Только мне известно, что он – Алекс Мерсер, полицейский под прикрытием. Обоюдоострая истина, справедливая по отношению к нам обоим.
– Крокодил, это ты? – спрашивает Алекс. Он не выходит из роли Мертвяка. Недоумение и неприязнь на его лице не отличить от настоящих. – Ты что тут забыл?
– Я пришёл, – я подхожу к нему. – Поговорим здесь, я не против.
– Ты зачем припёрся? – он уставился на меня, презрительно оттопырив губу. – Тебе чё надо? Ты как прошёл через моих внизу?
Даже самый проницательный человек на свете сейчас не узнал бы в нём полицейского. Передо мной настоящий уголовник, который владеет этим клубом, варит здесь наркотики и держит наркобизнес в нескольких районах. Только я вижу, что всё это первоклассная маска. Только я вижу за ней честного копа.
– Перетрём без лишних ушей, – я кошусь на троих бугаев, нервничающих вокруг нас. – Есть одна тема.
Алекс глядит на них, и они сходятся ближе.
– Так дела не делаются, Крокодил, – его верхняя губа ползёт вверх, обнажая жёлтые зубы. – Ты пропал на неделю. Тебя все обыскались.

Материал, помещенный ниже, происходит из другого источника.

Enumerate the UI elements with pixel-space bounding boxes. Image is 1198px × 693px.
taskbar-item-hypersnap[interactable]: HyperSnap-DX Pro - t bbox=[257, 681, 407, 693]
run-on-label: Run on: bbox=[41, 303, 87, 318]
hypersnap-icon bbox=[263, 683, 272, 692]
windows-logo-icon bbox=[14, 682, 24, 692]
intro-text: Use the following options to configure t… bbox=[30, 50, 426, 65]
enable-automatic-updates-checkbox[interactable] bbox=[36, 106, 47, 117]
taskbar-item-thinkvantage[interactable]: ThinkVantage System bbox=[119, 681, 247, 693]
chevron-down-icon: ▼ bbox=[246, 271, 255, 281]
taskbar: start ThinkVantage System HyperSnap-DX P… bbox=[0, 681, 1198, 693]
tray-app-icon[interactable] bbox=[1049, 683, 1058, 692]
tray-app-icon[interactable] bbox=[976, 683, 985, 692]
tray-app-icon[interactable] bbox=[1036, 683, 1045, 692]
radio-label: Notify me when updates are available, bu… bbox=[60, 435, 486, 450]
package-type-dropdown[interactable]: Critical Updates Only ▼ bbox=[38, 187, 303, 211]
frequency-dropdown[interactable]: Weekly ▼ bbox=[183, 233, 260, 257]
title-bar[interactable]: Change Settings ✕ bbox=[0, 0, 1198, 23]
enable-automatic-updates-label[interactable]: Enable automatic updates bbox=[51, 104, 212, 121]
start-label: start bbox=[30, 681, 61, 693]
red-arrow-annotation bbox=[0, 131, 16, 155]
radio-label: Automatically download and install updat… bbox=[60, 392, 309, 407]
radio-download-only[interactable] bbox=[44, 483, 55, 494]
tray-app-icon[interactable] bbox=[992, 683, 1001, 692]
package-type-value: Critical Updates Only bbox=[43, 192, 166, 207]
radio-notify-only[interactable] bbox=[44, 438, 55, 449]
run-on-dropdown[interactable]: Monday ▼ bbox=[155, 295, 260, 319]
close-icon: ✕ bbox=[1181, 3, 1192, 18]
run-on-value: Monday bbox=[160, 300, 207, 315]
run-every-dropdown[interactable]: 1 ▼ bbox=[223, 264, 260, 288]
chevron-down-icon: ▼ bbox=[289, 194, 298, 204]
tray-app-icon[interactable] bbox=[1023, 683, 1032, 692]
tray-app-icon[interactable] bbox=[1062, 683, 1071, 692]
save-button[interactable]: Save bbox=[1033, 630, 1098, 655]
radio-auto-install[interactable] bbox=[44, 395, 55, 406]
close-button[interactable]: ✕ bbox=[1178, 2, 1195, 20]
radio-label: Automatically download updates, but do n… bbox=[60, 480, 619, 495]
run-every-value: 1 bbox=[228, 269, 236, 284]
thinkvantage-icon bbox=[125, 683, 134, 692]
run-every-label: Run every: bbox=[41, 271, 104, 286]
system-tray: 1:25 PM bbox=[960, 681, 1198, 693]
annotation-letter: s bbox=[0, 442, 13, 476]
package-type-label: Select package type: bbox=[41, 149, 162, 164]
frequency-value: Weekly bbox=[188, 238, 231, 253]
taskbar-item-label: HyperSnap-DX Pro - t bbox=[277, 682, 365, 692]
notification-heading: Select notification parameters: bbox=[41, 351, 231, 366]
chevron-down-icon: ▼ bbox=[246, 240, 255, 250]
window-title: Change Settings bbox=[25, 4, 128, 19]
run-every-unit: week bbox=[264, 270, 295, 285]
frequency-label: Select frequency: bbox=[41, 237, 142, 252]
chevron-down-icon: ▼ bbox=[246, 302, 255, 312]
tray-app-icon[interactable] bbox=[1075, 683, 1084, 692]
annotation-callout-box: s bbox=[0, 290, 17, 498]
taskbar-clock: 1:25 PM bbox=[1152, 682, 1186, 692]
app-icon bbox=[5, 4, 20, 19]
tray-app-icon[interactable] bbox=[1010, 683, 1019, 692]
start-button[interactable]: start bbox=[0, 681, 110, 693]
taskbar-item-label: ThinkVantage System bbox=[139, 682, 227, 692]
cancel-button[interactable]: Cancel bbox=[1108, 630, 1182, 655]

Прошёл слух, что ты скурвился. С копами снюхался. Что завербовали тебя. На копов теперь работаешь, да? Вломить нас собрался? С микрофоном в жопе пришёл ко мне?
Я перестаю что-либо понимать. Алекс не похож на себя. Он не такой, каким я его помню. На меня его глазами смотрит опасная тварь, готовая перегрызть мне глотку.
Дверь за моей спиной захлопывается, отрезая мне путь к отступлению – если бы я вообще хотел отступать. В одну секунду комната превращается в кровавую баню. Я отпрыгиваю из-под наставленных на меня стволов и выхватываю свой.
Револьвер «Мамонт» с барабаном на шесть зарядов – я сам счёл бы его непрактичным, устаревшим, но его пуля способна свалить разъярённого носорога. От грома закладывает уши, на фоне моих выстрелов теряется треск автоматных очередей. Патронов в барабане всего шесть, но мне хватает и трёх.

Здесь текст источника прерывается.